Dezentrales Protokoll
ZCHF wird durch ein dezentrales Protokoll generiert, das nicht zentral von einer juristischen Person, einem Unternehmen oder einer natürlichen Person organisiert oder kontrolliert wird – es gibt keinen 'identifizierbaren Emittenten'.

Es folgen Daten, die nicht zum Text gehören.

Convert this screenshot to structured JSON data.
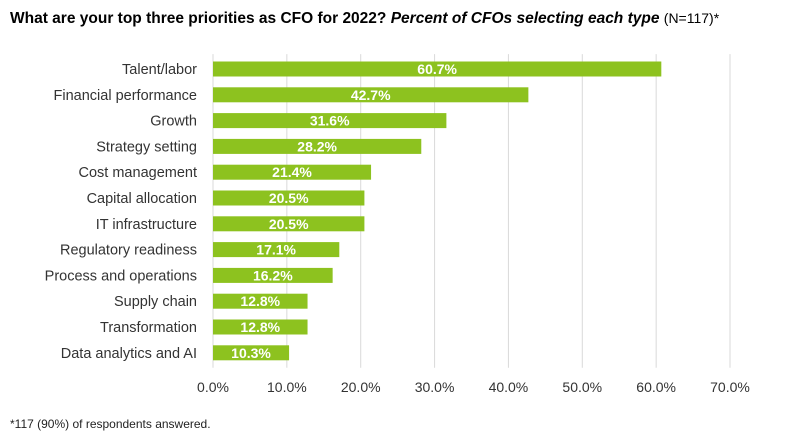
{
  "title": {
    "main": "What are your top three priorities as CFO for 2022?",
    "emphasis": "Percent of CFOs selecting each type",
    "sample": "(N=117)*"
  },
  "footnote": "*117 (90%) of respondents answered.",
  "colors": {
    "bar": "#8dc21f",
    "grid": "#d9d9d9",
    "label": "#ffffff",
    "text": "#333333"
  },
  "chart_data": {
    "type": "bar",
    "orientation": "horizontal",
    "categories": [
      "Talent/labor",
      "Financial performance",
      "Growth",
      "Strategy setting",
      "Cost management",
      "Capital allocation",
      "IT infrastructure",
      "Regulatory readiness",
      "Process and operations",
      "Supply chain",
      "Transformation",
      "Data analytics and AI"
    ],
    "values": [
      60.7,
      42.7,
      31.6,
      28.2,
      21.4,
      20.5,
      20.5,
      17.1,
      16.2,
      12.8,
      12.8,
      10.3
    ],
    "data_labels": [
      "60.7%",
      "42.7%",
      "31.6%",
      "28.2%",
      "21.4%",
      "20.5%",
      "20.5%",
      "17.1%",
      "16.2%",
      "12.8%",
      "12.8%",
      "10.3%"
    ],
    "x_ticks": [
      0,
      10,
      20,
      30,
      40,
      50,
      60,
      70
    ],
    "x_tick_labels": [
      "0.0%",
      "10.0%",
      "20.0%",
      "30.0%",
      "40.0%",
      "50.0%",
      "60.0%",
      "70.0%"
    ],
    "xlim": [
      0,
      70
    ],
    "xlabel": "",
    "ylabel": "",
    "grid": true,
    "legend": "none"
  }
}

Kein White Paper erforderlich
Die in MiCA Titel II, III und IV festgelegten Pflichten gelten nicht für ZCHF. Das bedeutet, es besteht keine Verpflichtung zur Erstellung eines Crypto-Asset-White-Papers.
Kein Finanzinstrument
ZCHF qualifiziert nicht als übertragbares Wertpapier oder Finanzinstrument gemäss MiFID II. Er repräsentiert weder Eigentum, Schulden noch Derivate.
CASP-Compliance
Crypto-Asset-Service-Provider, die Dienstleistungen im Zusammenhang mit ZCHF anbieten, unterliegen weiterhin MiCA, sind aber nicht verpflichtet, ein White Paper für ZCHF zu erstellen.
Zusammenfassung
Beide Rechtsgutachten bestätigen, dass Frankencoin frei für Zahlungen und Transaktionen verwendet werden kann. Das dezentrale, oracle-freie Design des Protokolls bedeutet, dass es ohne die regulatorischen Belastungen operiert, die typischerweise mit zentralisierten Stablecoin-Emittenten verbunden sind, während es gleichzeitig die vollständige rechtliche Compliance sowohl in der Schweiz als auch in der Europäischen Union aufrechterhält.
Haftungsausschluss
Die Informationen auf dieser Seite fassen unabhängige Rechtsgutachten zusammen und stellen keine Rechtsberatung dar. Es besteht weiterhin regulatorische Unsicherheit in Bezug auf dezentrale Finanzanwendungen. Bitte konsultieren Sie die Originaldokumente und suchen Sie professionelle Rechtsberatung für Ihre spezifische Situation.